Duh, Kepulauan Widi di Maluku Muncul di Situs Lelang Asing

Kepulauan Widi, atau yang dalam pelelangan disebut Widi Reserve, yang akan dilelang oleh rumah lelang asing Sotheby's Concierge Auctions yang berbasis di New Yrok AS.(Foto: SOTHEBY'S CONCIERGE AUCTIONS )

Maluku, Batamnews - Gugus Kepulauan Widi di Halmahera Selatan, Maluku Utara, akan dilelang oleh situs lelang asing, Sotheby'e Concierge Auctions. Lelang dijadwalkan pada 8 hingga 14 Desember 2022.

Penawar diminta untuk memberikan deposit USD 100 ribu (Rp 1.621.600.000) untuk membuktikan bahwa mereka serius. Dalam situs disebutkan Kepulauan Widi terdiri dari 100 pulau lebih di 'Segitiga Terumbu Karang', yang luasnya mencapai 10 ribu hektare.

Baca juga: Cerita Penjual Pulau Ajab yang Kaget Diajak Survei Orang Asing

Hukum Indonesia menyatakan orang non-Indonesia tidak dapat secara resmi membeli pulau di negara ini. Aturan ini pun disiasati dengan meminta pemilik memperoleh minat di PT Leadership Islands Indonesia (LII), sebuah perusahaan induk. Dari sana, pemiliknya akan bebas mengembangkan pulau sesuai dengan keinginannya.

The Reserve, sebutan Kepulauan Widi tersebut, hanya dapat diakses dengan pesawat pribadi. Dari Bandara Internasional Gusti Ngurah Rai Bali, jarak tempuh ke Kepulauan Widi disebutkan mencapai 2,5 jam.

 

Tanggapan Jubir Luhut

Merespons hal ini, jubir Kementerian Koordinasi Bidang Kemaritiman dan Investasi Jodi Mahardi menegaskan pemerintah telah memiliki peraturan perundangan yang menyatakan pulau-pulau kecil tidak bisa dimiliki pihak mana pun secara utuh.

"Pulau kecil hanya bisa dikelola oleh privat/individu tertentu dengan batasan area maksimal tertentu," ungkap Jodi melansir detikcom.

Berdasarkan laporan yang diterimanya, Jodi mengatakan Kepulauan Widi tersebut sudah memiliki izin pengelolaan antara pihak swasta dengan pemerintah provinsi setempat.

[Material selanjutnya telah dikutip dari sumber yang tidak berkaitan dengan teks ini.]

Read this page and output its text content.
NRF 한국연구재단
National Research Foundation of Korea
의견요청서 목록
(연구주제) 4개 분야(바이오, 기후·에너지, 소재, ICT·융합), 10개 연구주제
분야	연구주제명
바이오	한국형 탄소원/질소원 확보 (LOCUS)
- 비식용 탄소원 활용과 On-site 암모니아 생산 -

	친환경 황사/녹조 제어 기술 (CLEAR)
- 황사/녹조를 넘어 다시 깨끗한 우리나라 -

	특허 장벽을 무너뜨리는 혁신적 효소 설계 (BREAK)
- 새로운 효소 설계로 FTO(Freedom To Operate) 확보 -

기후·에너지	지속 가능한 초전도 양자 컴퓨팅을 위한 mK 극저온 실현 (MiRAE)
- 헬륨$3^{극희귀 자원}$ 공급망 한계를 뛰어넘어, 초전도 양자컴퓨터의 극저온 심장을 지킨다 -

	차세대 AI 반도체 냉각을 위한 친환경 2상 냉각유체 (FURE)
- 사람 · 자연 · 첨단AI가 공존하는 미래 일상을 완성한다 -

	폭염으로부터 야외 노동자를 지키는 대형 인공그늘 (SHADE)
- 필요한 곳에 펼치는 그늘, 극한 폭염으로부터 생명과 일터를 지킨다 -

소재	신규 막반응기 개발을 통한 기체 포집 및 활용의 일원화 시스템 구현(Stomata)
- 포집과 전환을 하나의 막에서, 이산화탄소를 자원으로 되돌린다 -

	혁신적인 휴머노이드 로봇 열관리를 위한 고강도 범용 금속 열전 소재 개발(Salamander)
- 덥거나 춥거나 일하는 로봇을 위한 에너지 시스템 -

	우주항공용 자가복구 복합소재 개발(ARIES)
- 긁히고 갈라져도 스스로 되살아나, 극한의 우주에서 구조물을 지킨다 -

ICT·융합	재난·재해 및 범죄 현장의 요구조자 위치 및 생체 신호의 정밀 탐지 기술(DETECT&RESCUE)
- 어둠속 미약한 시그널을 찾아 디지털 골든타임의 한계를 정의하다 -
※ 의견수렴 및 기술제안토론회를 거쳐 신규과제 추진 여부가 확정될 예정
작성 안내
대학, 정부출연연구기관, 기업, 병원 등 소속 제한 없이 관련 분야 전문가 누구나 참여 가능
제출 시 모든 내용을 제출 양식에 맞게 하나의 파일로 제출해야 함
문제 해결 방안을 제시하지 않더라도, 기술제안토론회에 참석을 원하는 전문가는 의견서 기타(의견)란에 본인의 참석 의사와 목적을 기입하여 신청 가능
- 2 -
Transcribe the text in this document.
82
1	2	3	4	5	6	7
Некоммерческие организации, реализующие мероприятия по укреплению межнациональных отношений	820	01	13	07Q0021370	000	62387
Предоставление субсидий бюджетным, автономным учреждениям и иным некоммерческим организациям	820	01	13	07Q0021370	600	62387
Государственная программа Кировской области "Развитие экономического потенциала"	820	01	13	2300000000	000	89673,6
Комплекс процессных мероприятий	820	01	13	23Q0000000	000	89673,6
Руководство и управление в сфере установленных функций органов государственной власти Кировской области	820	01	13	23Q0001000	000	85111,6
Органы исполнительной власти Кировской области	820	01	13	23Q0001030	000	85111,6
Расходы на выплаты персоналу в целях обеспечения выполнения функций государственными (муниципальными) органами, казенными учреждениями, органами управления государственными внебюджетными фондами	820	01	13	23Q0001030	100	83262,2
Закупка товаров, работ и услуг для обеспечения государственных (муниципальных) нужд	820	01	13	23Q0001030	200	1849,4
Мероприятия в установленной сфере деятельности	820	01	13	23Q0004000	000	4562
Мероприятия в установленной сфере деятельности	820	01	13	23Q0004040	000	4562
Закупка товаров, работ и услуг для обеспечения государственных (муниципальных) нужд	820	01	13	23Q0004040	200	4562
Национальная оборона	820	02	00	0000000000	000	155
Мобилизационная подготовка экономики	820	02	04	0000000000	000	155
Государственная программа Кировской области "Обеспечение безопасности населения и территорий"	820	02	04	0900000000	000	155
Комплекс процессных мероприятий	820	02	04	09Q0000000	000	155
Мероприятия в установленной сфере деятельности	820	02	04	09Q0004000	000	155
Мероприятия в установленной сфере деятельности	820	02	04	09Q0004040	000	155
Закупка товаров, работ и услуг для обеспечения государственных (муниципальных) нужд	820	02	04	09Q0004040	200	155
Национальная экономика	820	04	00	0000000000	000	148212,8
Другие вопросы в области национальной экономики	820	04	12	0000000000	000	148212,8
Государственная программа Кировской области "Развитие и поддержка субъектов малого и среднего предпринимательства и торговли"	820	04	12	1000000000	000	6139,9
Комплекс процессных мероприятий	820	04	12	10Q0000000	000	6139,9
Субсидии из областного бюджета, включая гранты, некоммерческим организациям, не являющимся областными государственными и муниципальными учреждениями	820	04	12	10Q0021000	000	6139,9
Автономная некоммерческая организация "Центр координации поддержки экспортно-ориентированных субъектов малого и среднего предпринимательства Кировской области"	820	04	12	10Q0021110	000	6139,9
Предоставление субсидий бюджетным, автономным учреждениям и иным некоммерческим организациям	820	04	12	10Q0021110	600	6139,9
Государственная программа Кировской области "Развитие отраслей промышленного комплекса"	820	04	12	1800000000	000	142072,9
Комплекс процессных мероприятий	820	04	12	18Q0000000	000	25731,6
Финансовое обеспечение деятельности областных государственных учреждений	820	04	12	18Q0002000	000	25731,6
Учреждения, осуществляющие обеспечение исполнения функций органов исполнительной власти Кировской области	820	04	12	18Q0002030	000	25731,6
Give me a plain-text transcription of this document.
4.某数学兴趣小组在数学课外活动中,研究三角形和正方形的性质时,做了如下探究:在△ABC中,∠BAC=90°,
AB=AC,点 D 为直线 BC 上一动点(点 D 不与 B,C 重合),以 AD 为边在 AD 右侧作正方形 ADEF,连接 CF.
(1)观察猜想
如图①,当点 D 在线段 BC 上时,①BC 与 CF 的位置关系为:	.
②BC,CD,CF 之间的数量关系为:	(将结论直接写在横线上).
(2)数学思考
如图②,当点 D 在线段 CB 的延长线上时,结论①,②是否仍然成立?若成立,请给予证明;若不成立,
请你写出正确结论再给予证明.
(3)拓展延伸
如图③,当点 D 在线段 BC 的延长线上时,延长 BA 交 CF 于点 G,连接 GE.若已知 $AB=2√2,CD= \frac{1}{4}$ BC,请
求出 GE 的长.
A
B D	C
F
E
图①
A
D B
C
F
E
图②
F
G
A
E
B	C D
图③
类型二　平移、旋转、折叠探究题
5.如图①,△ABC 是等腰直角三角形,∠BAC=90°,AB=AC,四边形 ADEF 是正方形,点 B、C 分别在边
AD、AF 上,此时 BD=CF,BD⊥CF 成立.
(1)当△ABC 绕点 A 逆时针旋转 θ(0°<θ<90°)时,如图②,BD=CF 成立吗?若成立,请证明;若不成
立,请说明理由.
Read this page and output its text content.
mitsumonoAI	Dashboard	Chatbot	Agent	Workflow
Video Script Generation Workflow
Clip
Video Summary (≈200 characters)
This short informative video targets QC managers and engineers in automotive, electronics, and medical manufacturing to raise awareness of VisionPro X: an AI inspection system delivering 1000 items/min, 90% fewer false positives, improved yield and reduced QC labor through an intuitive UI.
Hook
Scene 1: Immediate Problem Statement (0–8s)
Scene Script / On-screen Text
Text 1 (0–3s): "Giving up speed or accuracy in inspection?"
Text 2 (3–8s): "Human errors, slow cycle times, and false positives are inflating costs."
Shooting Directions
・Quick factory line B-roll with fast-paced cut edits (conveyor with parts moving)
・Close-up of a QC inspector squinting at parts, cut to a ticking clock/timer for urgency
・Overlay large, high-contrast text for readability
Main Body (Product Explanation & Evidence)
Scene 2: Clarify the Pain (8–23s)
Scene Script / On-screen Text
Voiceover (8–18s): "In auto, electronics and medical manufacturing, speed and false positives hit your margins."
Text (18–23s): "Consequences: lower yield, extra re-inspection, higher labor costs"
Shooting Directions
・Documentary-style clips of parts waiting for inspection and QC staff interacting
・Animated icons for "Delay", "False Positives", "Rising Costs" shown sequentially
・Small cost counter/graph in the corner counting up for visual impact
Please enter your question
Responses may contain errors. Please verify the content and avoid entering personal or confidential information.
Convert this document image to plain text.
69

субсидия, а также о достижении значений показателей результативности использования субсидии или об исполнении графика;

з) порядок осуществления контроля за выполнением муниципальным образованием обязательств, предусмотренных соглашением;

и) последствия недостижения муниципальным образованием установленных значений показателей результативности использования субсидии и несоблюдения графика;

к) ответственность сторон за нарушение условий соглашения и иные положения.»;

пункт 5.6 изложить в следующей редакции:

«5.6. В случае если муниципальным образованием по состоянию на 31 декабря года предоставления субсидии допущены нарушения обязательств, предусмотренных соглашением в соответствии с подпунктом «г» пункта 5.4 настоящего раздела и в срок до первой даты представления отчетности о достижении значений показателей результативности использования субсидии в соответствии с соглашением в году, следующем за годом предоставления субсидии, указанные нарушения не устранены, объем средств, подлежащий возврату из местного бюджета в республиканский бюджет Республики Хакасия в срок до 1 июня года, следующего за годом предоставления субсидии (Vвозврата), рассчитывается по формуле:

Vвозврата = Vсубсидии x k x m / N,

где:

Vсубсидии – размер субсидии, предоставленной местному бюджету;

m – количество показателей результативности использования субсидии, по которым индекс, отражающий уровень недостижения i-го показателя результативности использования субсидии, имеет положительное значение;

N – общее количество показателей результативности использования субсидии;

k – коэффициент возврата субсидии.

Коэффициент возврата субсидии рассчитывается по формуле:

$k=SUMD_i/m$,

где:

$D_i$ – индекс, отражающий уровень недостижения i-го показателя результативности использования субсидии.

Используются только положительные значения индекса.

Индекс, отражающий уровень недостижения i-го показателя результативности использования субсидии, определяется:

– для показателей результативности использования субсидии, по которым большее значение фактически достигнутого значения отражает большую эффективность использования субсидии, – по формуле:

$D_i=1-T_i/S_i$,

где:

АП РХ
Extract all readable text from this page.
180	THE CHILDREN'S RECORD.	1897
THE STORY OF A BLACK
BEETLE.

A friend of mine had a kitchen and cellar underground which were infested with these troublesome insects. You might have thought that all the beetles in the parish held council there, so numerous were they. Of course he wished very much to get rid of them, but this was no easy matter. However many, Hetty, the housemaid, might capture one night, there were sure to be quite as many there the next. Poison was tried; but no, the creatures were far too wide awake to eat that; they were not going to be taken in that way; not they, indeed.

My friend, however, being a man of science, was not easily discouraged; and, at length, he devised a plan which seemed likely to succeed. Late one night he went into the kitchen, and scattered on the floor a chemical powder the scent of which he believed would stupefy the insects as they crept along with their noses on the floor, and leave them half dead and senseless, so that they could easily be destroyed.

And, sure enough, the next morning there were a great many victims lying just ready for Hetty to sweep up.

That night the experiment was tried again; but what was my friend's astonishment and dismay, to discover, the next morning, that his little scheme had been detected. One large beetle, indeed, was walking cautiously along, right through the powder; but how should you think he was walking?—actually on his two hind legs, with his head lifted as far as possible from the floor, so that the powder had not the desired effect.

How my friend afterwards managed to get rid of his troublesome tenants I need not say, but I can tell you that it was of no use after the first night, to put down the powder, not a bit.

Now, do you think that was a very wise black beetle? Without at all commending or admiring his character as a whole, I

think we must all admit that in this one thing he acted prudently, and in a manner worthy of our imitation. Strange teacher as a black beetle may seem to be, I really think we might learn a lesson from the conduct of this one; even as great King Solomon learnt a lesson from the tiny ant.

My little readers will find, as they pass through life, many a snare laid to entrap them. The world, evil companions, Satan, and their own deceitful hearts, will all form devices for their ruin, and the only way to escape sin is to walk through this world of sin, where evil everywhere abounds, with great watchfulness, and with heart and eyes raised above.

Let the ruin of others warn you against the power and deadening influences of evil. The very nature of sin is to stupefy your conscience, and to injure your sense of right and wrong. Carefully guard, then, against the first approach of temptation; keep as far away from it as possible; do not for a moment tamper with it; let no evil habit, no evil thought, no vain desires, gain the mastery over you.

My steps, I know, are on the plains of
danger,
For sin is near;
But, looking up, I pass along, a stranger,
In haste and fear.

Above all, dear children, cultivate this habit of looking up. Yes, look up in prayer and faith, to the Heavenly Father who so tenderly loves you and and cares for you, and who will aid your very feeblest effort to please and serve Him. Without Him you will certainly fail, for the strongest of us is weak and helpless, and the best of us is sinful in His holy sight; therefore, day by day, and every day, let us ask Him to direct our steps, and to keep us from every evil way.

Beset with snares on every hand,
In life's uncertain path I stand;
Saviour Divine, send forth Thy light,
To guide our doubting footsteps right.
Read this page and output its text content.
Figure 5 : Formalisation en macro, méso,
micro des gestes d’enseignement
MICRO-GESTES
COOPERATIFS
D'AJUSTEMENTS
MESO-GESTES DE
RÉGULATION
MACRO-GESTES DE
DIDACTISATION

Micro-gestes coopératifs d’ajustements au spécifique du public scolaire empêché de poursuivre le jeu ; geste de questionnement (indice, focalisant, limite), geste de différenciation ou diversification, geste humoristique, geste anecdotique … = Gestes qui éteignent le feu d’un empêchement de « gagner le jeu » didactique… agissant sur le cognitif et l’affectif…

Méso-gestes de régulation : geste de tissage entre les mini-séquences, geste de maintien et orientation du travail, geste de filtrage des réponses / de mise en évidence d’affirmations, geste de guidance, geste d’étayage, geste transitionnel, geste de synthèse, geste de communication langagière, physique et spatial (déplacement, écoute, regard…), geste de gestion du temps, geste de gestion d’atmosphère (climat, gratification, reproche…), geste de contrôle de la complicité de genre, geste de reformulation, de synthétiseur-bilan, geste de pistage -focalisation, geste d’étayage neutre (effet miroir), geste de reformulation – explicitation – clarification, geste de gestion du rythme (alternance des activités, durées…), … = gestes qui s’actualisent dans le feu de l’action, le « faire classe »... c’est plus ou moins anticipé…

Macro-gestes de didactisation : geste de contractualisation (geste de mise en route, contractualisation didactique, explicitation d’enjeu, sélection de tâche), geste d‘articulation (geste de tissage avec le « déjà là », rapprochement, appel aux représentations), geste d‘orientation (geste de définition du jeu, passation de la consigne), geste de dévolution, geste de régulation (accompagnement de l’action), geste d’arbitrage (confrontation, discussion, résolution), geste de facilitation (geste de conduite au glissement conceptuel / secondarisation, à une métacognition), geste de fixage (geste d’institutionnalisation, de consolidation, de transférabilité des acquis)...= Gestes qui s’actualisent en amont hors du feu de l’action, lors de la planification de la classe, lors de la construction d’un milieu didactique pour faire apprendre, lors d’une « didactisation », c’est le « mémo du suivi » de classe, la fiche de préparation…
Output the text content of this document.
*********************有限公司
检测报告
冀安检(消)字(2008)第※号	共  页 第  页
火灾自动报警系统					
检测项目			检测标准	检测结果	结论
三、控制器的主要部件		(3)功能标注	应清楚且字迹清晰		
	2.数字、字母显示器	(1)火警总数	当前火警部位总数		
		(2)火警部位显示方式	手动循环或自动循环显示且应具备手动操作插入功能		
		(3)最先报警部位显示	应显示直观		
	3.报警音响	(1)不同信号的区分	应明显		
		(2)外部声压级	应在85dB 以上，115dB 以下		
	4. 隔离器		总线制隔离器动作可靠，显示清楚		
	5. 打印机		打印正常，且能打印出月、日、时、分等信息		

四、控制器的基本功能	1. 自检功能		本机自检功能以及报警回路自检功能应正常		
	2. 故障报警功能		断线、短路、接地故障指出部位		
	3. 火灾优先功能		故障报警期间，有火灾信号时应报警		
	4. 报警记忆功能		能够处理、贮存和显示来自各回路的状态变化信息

Izin pengelolaan tersebut diberikan kepada PT Leadership Islands Indonesia (LII) sejak lama.

Jodi melanjutkan, kabarnya hingga kini PT LII belum merealisasi pembangunan hingga kemudian muncul kabar lelang tersebut.

Jodi menyebutkan, apabila perizinan pengelolaan pulau kecil telah didapatkan perusahaan/subjek hukum nasional, proses kerja sama investasi dengan pihak asing juga harus dilakukan sesuai ketentuan perundang-undangan.

"Bagi pihak-pihak yang berminat untuk mengelola, bukan memiliki, kawasan pulau kecil harus mendapatkan izin dari pemerintah. Jika sampai ada pelanggaran dari ketentuan perundangan, maka bisa ada sanksi yang bisa dikenakan," tuturnya.

Lebih lanjut, Jodi menegaskan bahwa kedaulatan Indonesia atas semua pulau yang ada di dalam garis pangkal kepulauan Indonesia tidak perlu diragukan. Hal itu, menurut dia, juga telah diakui dunia internasional.

Kepulauan Widi merupakan gugusan kepulauan yang sangat indah. Pemerintah setempat sudah sempat mengadakan beberapa festival untuk mempromosikan keindahan gugusan pulau tersebut.